Still, maybe you find comfort in them. If so, this blog post was not written for you, though I hope you see the symbolism and find truth in them metaphorically more than literally. Maybe you can believe me when I say that I care as much about your peace of mind and happiness, as you care about the state of my soul.
And maybe you find all this offensive or insulting. If so, I apologize. The literal interpretations of so many holy writings have left many like me without hope or encouragement. I contend that we are doing great damage in the church today by teaching that we are born corrupt, that we are literally “nothing without Jesus.” If you find hope in the doctrine of original sin, and the propitiatory sacrifice of God’s son for your salvation, I mean you no insult or ill will.
I only wish to encourage those, like me, who might have been taught that not to believe such things means there is no hope or meaning at all in the universe, let alone their own lives. You see, I believe to the contrary, that it is a beautiful and surprising delight to realize that we create our own meaning in the world and that our lives need not fit some formula interpreted from antiquity.

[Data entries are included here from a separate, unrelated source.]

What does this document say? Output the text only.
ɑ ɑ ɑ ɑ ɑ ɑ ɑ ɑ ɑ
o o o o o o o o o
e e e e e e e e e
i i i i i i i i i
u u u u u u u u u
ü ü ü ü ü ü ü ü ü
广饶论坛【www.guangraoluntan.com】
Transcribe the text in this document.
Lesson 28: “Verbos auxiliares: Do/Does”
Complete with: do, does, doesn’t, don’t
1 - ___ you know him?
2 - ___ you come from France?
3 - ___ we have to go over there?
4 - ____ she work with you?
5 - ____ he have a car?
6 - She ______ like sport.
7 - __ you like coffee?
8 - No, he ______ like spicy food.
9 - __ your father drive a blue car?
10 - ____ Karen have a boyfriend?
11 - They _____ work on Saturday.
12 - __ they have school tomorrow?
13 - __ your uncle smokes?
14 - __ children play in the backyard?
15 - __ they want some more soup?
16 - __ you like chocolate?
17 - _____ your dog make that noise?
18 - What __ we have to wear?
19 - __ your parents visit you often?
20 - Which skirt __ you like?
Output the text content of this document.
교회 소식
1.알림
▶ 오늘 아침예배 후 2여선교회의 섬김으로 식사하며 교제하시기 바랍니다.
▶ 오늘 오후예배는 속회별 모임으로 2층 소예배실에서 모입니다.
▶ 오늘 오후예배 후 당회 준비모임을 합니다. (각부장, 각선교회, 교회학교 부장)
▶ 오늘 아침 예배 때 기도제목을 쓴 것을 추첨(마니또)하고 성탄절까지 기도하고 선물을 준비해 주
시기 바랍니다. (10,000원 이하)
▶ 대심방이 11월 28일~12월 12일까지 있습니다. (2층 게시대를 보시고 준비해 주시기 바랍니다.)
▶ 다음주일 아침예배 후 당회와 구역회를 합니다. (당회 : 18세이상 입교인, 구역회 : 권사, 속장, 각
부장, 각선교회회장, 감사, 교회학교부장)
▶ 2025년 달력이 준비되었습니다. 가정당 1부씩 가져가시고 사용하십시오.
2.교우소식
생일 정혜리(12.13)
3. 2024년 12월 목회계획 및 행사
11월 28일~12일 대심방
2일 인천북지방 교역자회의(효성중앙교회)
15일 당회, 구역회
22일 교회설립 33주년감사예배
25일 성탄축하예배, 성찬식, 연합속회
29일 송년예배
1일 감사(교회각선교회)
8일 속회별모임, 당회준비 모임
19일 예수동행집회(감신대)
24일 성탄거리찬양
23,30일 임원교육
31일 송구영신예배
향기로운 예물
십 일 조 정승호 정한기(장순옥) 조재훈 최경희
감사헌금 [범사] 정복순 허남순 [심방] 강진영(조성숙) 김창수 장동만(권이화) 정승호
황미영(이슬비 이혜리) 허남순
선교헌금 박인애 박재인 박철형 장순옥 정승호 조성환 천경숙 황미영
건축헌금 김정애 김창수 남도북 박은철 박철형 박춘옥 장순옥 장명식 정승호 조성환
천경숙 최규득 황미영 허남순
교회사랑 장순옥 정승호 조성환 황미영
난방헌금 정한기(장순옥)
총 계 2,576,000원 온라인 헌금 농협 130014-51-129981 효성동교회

It is comforting to think we have a heavenly parent, a father, or even a force of the universe that has our best interests at heart. It is frightening to move out into the dark alone. But oh how exciting and glorious to find we can! And maybe the imaginary friend of our childhood was just the beginning, practice at getting to know and be comfortable with our own selves, and building up the courage to recognize ourselves in others, and to reach out to them. After that, there is no need for friends we can’t see.
You want me to know the love of your god. I just want us to not waste the one life we are given waiting for something that will never come. How sad to stand at the corner waiting for a friend while thousands walk by. We are friends. Shake my hand, will you?
One last little thing while I am on this gigantic subject, I do not believe we need an unseen deity to create our moral code. We have done this on our own, no matter how we’ve framed it, or what stories our culture has taught us about it. We know in our hearts it is not good to hurt others or ourselves. We understand by instinct what it means to love, and if we need a book, or a code, or an unseen force to keep us from doing evil and harm, then we have some very serious problems that religion won’t fix.
I bid you peace, and courage to move toward those horses in the dark meadow that Jack Gilbert tells us about. Be careful, but while you’re at it, take a deep breath and be delighted in the chill of the night air, and anticipation of discovery.